Speedboat tersebut ditemukan kandas di Pulau Panjang, membawa muatan barang ilegal berupa 1,12 juta batang rokok yang tidak berpita cukai.
Penindakan berawal dari hasil observasi dan analisis situasi yang dilakukan oleh Bea Cukai Batam terkait aktivitas mencurigakan di wilayah Pulau Panjang, Kecamatan Bulang, Batam.
Satgas Patroli Laut BC-11001 kemudian melaksanakan penyisiran di sekitar lokasi. Hingga pada pukul 14.00 WIB, petugas menemukan sebuah speedboat mencurigakan yang kandas di area hutan rawa bakau Pulau Panjang.
Setelah berhasil menjangkau lokasi, petugas tidak menemukan adanya awak kapal.
Pada pukul 14.30 WIB, petugas berhasil menguasai speedboat tersebut dan tidak menemukan adanya kru di sekitar lokasi.
Petugas kemudian berkoordinasi dengan Ketua RT setempat dan Satgas Patroli Laut BC-1001 untuk meminta dukungan/bantuan.
Sekitar pukul 16.30 WIB, speedboat beserta muatannya berhasil dikeluarkan dari area hutan rawa bakau, lalu pada pukul 16.45 WIB petugas melakukan pemeriksaan awal didampingi oleh Ketua RT, dan ditemukan muatan berupa BKC Hasil Tembakau tanpa dilekati pita cukai.
Atas temuan tersebut, petugas melakukan penindakan berupa penegahan dan penyegelan terhadap 1 (satu) unit speedboat tanpa nama bermesin 2 x 200 PK beserta muatannya.
Selanjutnya, dengan pengawalan gabungan Satgas Patroli BC-11001 dan BC-1001, sekitar pukul 17.30 WIB sarana pengangkut dan barang hasil penindakan tiba di Dermaga Bea Cukai Tanjung Uncang guna proses lebih lanjut.
Dari hasil pemeriksaan lebih lanjut, diketahui bahwa muatan tersebut terdiri dari 75 karton berisi 640 ribu batang rokok merk H-Mind dan 40 karton berisi 480 ribu batang rokok merk OFO-Bold, sehingga total keseluruhan mencapai 1,12 juta batang.
Estimasi nilai barang hasil penindakan tersebut mencapai Rp 1.6 miliar, dengan estimasi potensi kerugian negara sebesar Rp 835 juta lebih.
Tindakan ini diduga melanggar Undang-undang nomor 39 tahun 2007 tentang Cukai.

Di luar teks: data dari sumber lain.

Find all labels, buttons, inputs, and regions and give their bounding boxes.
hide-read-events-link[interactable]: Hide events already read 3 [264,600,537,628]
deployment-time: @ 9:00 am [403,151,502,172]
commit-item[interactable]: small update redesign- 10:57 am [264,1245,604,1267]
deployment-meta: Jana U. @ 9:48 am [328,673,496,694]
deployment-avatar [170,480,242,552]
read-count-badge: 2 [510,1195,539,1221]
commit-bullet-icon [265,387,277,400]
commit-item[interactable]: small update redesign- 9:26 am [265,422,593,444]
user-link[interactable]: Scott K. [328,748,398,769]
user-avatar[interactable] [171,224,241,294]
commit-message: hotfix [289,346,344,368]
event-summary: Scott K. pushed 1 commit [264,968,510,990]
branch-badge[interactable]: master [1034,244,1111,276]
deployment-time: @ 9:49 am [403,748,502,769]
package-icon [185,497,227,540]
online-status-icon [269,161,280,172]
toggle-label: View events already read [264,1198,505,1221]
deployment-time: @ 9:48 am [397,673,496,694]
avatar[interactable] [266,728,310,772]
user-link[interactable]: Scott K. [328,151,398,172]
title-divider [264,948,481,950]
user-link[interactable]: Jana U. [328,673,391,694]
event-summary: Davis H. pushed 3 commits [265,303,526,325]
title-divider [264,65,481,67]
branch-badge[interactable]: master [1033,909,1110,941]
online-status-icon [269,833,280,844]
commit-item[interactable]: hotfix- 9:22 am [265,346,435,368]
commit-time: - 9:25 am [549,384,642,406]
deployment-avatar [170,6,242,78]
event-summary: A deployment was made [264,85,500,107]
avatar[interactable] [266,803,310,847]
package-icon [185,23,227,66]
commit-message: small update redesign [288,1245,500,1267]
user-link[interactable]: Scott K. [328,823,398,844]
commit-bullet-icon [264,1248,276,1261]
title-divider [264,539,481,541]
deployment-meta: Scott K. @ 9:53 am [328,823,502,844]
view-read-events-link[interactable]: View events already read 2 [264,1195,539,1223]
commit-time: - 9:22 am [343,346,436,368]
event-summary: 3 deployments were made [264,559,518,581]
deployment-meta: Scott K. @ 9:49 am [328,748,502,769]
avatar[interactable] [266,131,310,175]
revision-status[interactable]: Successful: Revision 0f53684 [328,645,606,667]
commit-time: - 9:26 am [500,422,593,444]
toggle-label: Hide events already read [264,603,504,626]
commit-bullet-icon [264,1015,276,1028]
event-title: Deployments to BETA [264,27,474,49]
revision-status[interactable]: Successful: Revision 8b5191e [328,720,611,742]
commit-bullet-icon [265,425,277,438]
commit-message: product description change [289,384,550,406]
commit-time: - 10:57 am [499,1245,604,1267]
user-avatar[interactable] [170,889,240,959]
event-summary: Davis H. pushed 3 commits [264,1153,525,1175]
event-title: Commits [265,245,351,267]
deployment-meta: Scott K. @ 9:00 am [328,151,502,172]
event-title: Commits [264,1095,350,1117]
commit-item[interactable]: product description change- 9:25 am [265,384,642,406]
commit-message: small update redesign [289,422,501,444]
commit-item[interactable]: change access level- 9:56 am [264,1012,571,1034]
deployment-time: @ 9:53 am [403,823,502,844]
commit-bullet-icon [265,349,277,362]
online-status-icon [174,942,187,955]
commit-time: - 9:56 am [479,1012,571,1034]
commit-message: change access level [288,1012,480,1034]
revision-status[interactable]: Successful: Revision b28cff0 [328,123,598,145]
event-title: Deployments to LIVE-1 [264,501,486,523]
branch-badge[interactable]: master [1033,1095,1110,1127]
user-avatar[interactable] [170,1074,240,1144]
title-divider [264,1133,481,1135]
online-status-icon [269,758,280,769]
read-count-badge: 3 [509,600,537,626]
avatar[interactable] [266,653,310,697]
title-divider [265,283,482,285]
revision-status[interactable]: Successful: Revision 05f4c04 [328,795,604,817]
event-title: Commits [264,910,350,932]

Kepala Kantor Bea Cukai Batam, Agung Widodo, menegaskan bahwa pengawasan terhadap peredaran barang kena cukai ilegal, khususnya melalui jalur laut, akan terus diperkuat.
“Penindakan ini bukan hanya untuk melindungi penerimaan negara, tetapi juga untuk melindungi masyarakat dari barang ilegal, serta memastikan keadilan bagi industri yang taat pada aturan. Sinergi dengan masyarakat juga menjadi unsur penting dalam mendukung keberhasilan pengawasan di lapangan,”jelasnya, seperti dikutip dari rilis resmi BC Batam.
Ketua DPD Granat Kepri Apresiasi
Ketua Dewan Pimpinan Daerah (DPD) Gerakan Nasional Anti Narkotika (Granat) Kepulauan Riau (Kepri) Syamsul Paloh memberikan apresiasi kepada seluruh petugas KPU Bea dan Cukai Batam yang telah mencegah terjadinya kerugian negara.
“Granat Kepri, mengucapkan apresiasi setinggi-tingginya kepada seluruh jajaran BC Batam yang telah berhasil mencegah penyelundupan puluhan ribu batang rokok tanpa Cukai”jelas Syamsul.
“Jika penyelundupan ini berhasil, kita semua tau, negara akan merugikan Miliaran rupiah dari lolosnya rokok ilegal tersebut”sambungnya.
Syamsul juga mengingatkan, sebagai ketua DPD Granat Kepri, ia telah mengetahui berbagai modus operandi dalam upaya penyelundupan barang-barang haram Narkotika, contohnya seperti kapal peedboat tanpa tuan yang baru saja di tangkap BC Batam.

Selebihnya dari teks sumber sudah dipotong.